I feel like I am at a wonderful point with keeping my depression under grips at this point in my life now, which just so happens to feel like a fantastic time to write about it. Truth is, I've ached for years to write about it, yet I couldn't find the right time. Either I was in the eye of its storm and couldn't gather my thoughts coherently, or I was in denial about its existence and pretended it wasn't real. But, now I am here at this terrific phase in my life. Motherhood has forced some stark realities on my understanding of myself, and I am at the page in my life where I am locking eyes with my issues and staring them down until they no longer loom over me.
Depression is clearly a cross for me to bear in this life, but I don't need to let it control me. I have two fantastic little gentleman counting on me to give them a wonderful upbringing, and I cannot and will not let them down. With that, I've learned a few tricks to combat any dismal feelings that float my way, and these help those dim clouds to keep on rolling by:
  • Getting dressed and ready for the day. If I put on real clothes and do my hair and makeup, my day is tremendously more productive.
  • Making the bed. Sounds like a no-brainer for many, but for the messy ones like me, this really starts the day out on the right path. Which leads to me next tip . . .

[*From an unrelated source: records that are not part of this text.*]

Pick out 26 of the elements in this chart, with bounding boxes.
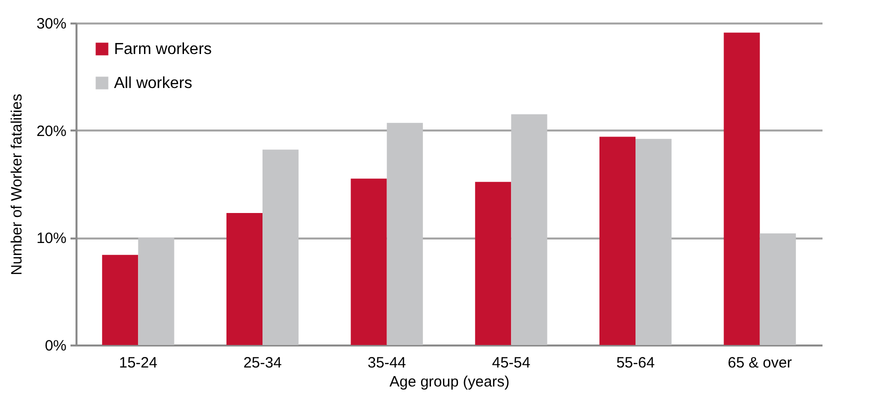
bar [386,122,423,345]
bar [760,233,796,345]
y-axis-title: Number of Worker fatalities [8,94,26,276]
legend-label: All workers [114,75,192,92]
x-tick-label: 55-64 [616,354,655,372]
x-tick-label: 65 & over [728,354,792,372]
bar [138,238,174,345]
bar [226,212,262,345]
x-tick-label: 45-54 [492,354,530,372]
x-tick-label: 15-24 [118,354,158,372]
x-axis-title: Age group (years) [389,374,510,390]
bar [511,114,548,345]
y-tick-label: 10% [36,230,66,248]
y-tick-label: 20% [36,122,66,140]
bar [724,32,760,345]
bar [262,150,299,345]
bar [350,178,387,345]
bar [599,136,636,345]
bar [636,138,672,345]
y-tick-label: 0% [44,338,66,354]
bar [475,182,512,345]
x-tick-label: 25-34 [243,354,282,372]
x-tick-label: 35-44 [368,354,406,372]
y-tick-label: 30% [36,16,66,32]
bar [102,254,138,345]
legend-label: Farm workers [114,41,212,58]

  • Keeping things clean and uncluttered. I read somewhere that having piles of things on the floor is a sign of depression, and I TOTALLY believe it. Yes, keeping things tidy can be hard with kids and a busy schedule, but it is possible with some effective time management planning and dedication.
  • Exercise. This one is a "duh" for many also, but I suck at regularly exercising, and I know that when I am on my yoga/fitness kicks, I am one happy bird!
  • You know how they say the times you don't want to pray are the moments you need to pray most? This same principle applies to the idleness which is a byproduct of depression. Going outside and doing something out of the house on the days I least want to always makes me feel fresh and awakened, and then I ask myself, "why don't I do this more often?"
  • Engage in a hobby or worthwhile cause. Actively engaging talents and putting others needs ahead of my own has always proven to be a quick and effective remedy for the blues.

"On and on you will hike. And I know you'll hike far and face up to your problems whatever they are . . . And will you succed? Yes! You will, indeed! (98 and 3/4 percent guaranteed.) KID, YOU'LL MOVE MOUNTAINS . . . Today is your day! Your mountain is waiting. So . . . get on your way!"